BY JOERG TIEDE
Quincy Wright (1890-1970) served as the 20th president of the AAUP from 1944 to 1946. At the time of his election to the presidency, Wright had already served for almost two decades on Committee A on Academic Freedom and Tenure, and he would continue to serve on the committee for another decade. His thirty years of membership on Committee A are among the longest in the history of the AAUP. Wright was a political scientist who spent most of his career at the University of Chicago. He studied international law and had a particular interest in war and its prevention. His main book, A Study of War, was published in 1942. He served as an adviser to the Nuremberg trials and was nominated for the Nobel Peace Prize for his academic work.
Although the AAUP failed to publish investigative reports of faculty dismissals during the McCarthy era, the Association publicly condemned such dismissals in principle throughout that period. In 1947 Committee A took the unusual step of addressing the question of faculty dismissals because of membership in the Communist party before an actual case had been reported to it. Beginning with the observation of the 1940 Statement of Principles on Academic Freedom and Tenure that “[t]he college or university teacher is a citizen, a member of a learned profession, and an officer of an educational institution,” Committee A pointed out that a professor has “the right to be a Communist as long as other citizens have that right—as long, that is, as membership in the Communist party is legal,” which, the committee noted, it was. It added that:
This Association cannot presume to declare that [a professor] living in the United States, and subject to its constitution and laws, is by the fact of membership in the Communist party guilty of criminal conspiracy, treason, or the advocacy of the violent overthrow of the government when neither the legislatures of the several states, the Congress of the United States, nor the courts have ever so declared. Certainly, the administrations of our colleges and universities should not be expected to assume the functions of legislatures and courts, nor should the American Association of University Professors condone their assumption of legislative and judicial functions.

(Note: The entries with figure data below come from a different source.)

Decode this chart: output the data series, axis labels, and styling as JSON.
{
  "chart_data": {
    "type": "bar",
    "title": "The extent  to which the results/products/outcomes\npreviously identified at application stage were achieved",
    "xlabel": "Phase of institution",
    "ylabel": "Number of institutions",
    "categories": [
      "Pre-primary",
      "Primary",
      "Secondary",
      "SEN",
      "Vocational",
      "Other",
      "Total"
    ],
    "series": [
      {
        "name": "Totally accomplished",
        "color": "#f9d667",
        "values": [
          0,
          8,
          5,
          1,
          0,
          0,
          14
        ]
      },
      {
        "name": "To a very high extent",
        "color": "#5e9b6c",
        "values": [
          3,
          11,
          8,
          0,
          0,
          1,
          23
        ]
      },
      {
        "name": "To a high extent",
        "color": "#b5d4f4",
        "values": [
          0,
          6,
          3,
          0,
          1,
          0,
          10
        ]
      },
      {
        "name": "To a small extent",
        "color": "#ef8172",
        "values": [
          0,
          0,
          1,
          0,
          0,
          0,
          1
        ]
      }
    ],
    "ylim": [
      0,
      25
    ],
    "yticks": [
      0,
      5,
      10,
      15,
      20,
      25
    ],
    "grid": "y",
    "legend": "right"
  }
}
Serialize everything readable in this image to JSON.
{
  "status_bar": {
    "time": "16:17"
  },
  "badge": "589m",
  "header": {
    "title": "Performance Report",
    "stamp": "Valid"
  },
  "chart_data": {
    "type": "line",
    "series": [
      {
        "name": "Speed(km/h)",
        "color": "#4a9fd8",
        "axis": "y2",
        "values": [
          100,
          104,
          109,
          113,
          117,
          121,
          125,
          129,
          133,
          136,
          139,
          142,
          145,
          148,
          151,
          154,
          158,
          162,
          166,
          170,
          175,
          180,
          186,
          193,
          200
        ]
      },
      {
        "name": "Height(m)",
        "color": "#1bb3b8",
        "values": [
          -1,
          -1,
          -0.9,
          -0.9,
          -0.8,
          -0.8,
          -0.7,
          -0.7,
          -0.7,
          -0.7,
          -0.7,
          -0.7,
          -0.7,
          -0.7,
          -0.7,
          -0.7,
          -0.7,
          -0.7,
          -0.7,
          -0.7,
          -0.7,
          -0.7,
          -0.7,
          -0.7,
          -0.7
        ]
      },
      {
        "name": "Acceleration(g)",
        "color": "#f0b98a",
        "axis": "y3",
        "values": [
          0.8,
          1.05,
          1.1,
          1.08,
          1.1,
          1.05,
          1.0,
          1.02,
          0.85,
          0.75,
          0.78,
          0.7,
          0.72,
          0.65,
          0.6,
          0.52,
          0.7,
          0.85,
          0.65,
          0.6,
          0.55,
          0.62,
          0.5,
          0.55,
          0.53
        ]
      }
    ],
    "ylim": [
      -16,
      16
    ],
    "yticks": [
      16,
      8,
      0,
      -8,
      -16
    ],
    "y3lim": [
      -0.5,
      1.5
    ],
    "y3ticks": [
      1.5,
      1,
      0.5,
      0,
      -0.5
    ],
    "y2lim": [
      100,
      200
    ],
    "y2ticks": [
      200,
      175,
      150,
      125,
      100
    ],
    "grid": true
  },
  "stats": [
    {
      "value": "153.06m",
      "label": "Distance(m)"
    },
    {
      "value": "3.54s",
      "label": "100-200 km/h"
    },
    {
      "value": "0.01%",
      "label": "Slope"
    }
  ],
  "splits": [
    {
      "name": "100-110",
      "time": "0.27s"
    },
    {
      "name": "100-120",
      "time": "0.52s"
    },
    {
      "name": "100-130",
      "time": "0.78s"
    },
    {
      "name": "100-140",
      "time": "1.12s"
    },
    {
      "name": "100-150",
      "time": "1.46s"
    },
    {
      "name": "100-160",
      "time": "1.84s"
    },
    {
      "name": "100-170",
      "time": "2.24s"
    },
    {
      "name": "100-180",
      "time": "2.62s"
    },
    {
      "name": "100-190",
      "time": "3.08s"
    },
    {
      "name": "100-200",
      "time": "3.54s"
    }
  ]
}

The position taken by Committee A was neither unanimously held among its members nor unanimously endorsed by the members of the Association. However, Wright was among its strongest proponents and publicly defended it. He served on an ad hoc committee investigating the loyalty oath controversy at the University of California, the report of which, however, was never published by the Association’s General Secretary Ralph E. Himstead. The national office’s difficulties in handling the investigation of cases during the McCarthy Era have been the subject of detailed study by historians, including Ellen Schrecker and Walter Metzger.
Following his retirement from the University of Chicago, Wright continued to contribute to the work of the AAUP. Most notably, he is one of the authors of the 1958 Statement on Procedural Standards in Faculty Dismissal Proceedings, which, like the 1940 Statement, was jointly formulated with the Association of American Colleges.
Wright frequently spoke on the relationship between academic freedom and international relations. In 1949 he gave an address to the AAUP at the Ohio State University, titled “The Citizen’s Stake in Academic Freedom,” which concluded with the following observations:
In my state of Illinois some bills have been introduced in the Legislature to prevent teaching by people who belong to organizations vaguely described as subversive or as communist-front organizations. The author of these bills has been described as a very honest man, with very sincere convictions, whose views are, however, somewhat narrow. We have all met honest citizens of this country who have rather narrow conceptions of Americanism. I had a discussion with such a gentleman recently. There were a lot of people in America who were not Americans in his view, perhaps somewhere between a half and two-thirds of the population. It is a dangerous thing to have such a narrow conception of Americanism. It gets increasingly dangerous as the world contracts, as one finds oneself living in a world community where there are many people even more remote from that narrow conception of Americanism. That narrowness of vision is the thing which the university must combat. It must do it without sacrificing loyalties to ideas and to institutions which in our experience we have found adapted to our lives and our society. Can one be a loyal, patriotic American citizen and still recognize and appreciate the great varieties in our civilization and the greater varieties in the wider world of which we are a part? If the answer is no, there is little hope for a world society within which the problems of war and poverty might be solved. I believe that it is the task of the university to find an affirmative answer to that question. I do not see how an answer can be found except in a university which respects academic freedom.